Artinya, sebenarnya urbanisasi merupakan suatu fenomena yang wajar dan bahkan
merupakan keniscayaan dari sebuah kompetisi pasar tenaga kerja. Tak dapat
dimungkiri, kota-kota besar juga membutuhkan tenaga kerja dalam jumlah yang
banyak guna mendukung berbagai sektor yang diberkembangkan.
Urbanisasi
menjadi persoalan yang serius bagi Indonesia ketika hanya ada satu kota yang
mendominasi tujuan para urban. Ibu kota Jakarta seolah menjadi kota impian dari
seluruh penjuru Tanah Air. Para pencari kerja dari Sabang sampai Merauke hampir
semuanya berkiblat pada kesuksesan kerja di Jakarta. Hal itu wajar karena
Jakarta tidak hanya ibu kota, tapi juga pusat bisnis sekaligus pusat
administrasi pemerintahan dan kekuasaan politik. Tidak hanya para tenaga kerja
profesional dan terdidik yang menyerbu Kota Jakarta, sebagian besar bahkan
justru tenaga kerja tidak memiliki bekal pendidikan dan keterampilan sama
sekali.
Biro
Pusat Statistik (BPS) mencatat laju urbanisasi di Indonesia per tahun mencapai
sekitar 4%. Jika fenomena ini terus berlanjut, diperkirakan pada 2025 sekitar
68% penduduk Indonesia berada di perkotaan. Bagi Indonesia urbanisasi yang
terjadi di berbagai kota justru menimbulkan permasalahan di keduanya, baik di
kota tujuan maupun desa yang mereka tinggalkan. Secara makro hal tersebut
dikonfirmasi data BPS. Tingkat kemiskinan di perdesaan tetap jauh lebih tinggi
(13,96%) daripada di perkotaan (7,73%). Sebaliknya, urbanisasi hanya
menciptakan beban perkotaan jauh lebih tinggi (0,42) jika dibandingkan dengan
perdesaan (0,33). Artinya, dua indikator kesejahteraan makro tersebut
menunjukkan Urbanisasi memang membuat permasalahan.

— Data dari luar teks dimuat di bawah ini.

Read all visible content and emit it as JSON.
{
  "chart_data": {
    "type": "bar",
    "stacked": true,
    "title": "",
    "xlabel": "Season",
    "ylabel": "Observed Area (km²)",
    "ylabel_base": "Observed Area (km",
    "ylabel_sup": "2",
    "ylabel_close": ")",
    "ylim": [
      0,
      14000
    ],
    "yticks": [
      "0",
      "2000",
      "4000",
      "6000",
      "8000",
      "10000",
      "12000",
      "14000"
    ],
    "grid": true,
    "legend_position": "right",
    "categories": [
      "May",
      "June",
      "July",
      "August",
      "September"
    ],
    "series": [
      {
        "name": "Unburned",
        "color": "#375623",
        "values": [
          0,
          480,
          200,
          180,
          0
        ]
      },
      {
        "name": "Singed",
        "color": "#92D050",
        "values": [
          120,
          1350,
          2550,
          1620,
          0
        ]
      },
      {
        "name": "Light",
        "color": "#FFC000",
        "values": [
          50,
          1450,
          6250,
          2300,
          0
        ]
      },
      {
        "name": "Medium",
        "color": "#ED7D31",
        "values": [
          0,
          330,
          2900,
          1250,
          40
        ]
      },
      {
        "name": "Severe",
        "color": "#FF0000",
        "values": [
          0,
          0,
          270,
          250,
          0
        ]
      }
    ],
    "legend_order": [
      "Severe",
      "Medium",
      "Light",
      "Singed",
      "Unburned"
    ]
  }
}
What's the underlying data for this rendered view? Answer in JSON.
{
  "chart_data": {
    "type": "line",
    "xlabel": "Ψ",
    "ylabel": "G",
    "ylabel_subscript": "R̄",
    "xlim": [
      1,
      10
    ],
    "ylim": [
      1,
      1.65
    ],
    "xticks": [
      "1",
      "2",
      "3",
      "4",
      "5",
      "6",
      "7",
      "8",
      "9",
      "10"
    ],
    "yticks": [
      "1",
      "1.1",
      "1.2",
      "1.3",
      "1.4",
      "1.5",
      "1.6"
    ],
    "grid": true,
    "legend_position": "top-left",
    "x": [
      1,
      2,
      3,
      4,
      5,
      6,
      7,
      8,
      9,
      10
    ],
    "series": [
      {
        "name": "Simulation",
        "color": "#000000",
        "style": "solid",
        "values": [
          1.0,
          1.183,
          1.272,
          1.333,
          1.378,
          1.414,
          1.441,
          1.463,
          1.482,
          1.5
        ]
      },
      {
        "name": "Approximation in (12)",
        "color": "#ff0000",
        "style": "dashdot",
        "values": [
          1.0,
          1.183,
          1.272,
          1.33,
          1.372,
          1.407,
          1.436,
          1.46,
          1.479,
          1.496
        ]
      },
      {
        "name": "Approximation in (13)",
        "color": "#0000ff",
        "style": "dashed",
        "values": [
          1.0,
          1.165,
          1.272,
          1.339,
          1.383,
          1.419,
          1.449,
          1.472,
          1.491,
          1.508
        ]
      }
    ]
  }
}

Urbanisasi Karena Minimnya Peluang di Desa
Selama
ini urbanisasi selalu distigmakan bahwa orang akan cenderung mencari kehidupan
di kota karena upah di perdesaan sangat rendah. Kini kondisi di perdesaan,
terutama di Jawa, justru terbalik. Sebagai dampak dari masifnya urbanisasi
tenaga kerja muda, terdidik, dan terampil ke kota, tenaga yang tersisa di
perdesaan tinggal tenaga kerja berusia tua. Konsekuensinya hukum permintaan dan
penawaran tenaga kerja terjadi, upah buruh tani melejit. Di beberapa daerah
pertanian di Jawa Tengah dan Jawa Timur upah buruh tani bisa mencapai Rp80
ribu-Rp100 ribu hari. Bahkan, jika musim tanam maupun musim panen berbarengan,
akan sangat sulit mendapatkan tenaga kerja. Sementara harga jual komoditas
pertanian tidak mengalami kenaikan yang berarti. Dengan demikian, pemilik lahan
yang sempit, semakin tidak memiliki insentif ekonomi untuk berusaha tani.
Strategi
umum dan baku guna meminimalisasi terus merebaknya arus urbanisasi tentu dengan
menambah pusat pertumbuhan ekonomi di pedesaan yang diharapkan akan mampu menarik
sumber daya yang terdidik dan terampil dari kota atau mereka diharapkan tidak lagi
meninggalkan desa. Komitmen pemerintah di bawah kepemimpinan Presiden Joko
Widodo dan Wapres Jusuf Kalla untuk mengangkat masyarakat dari lilitan
kemiskinan tak diragukan lagi. Setidaknya itu dibuktikan dengan sembilan agenda
prioritas yang lebih dikenal program Nawacita[2].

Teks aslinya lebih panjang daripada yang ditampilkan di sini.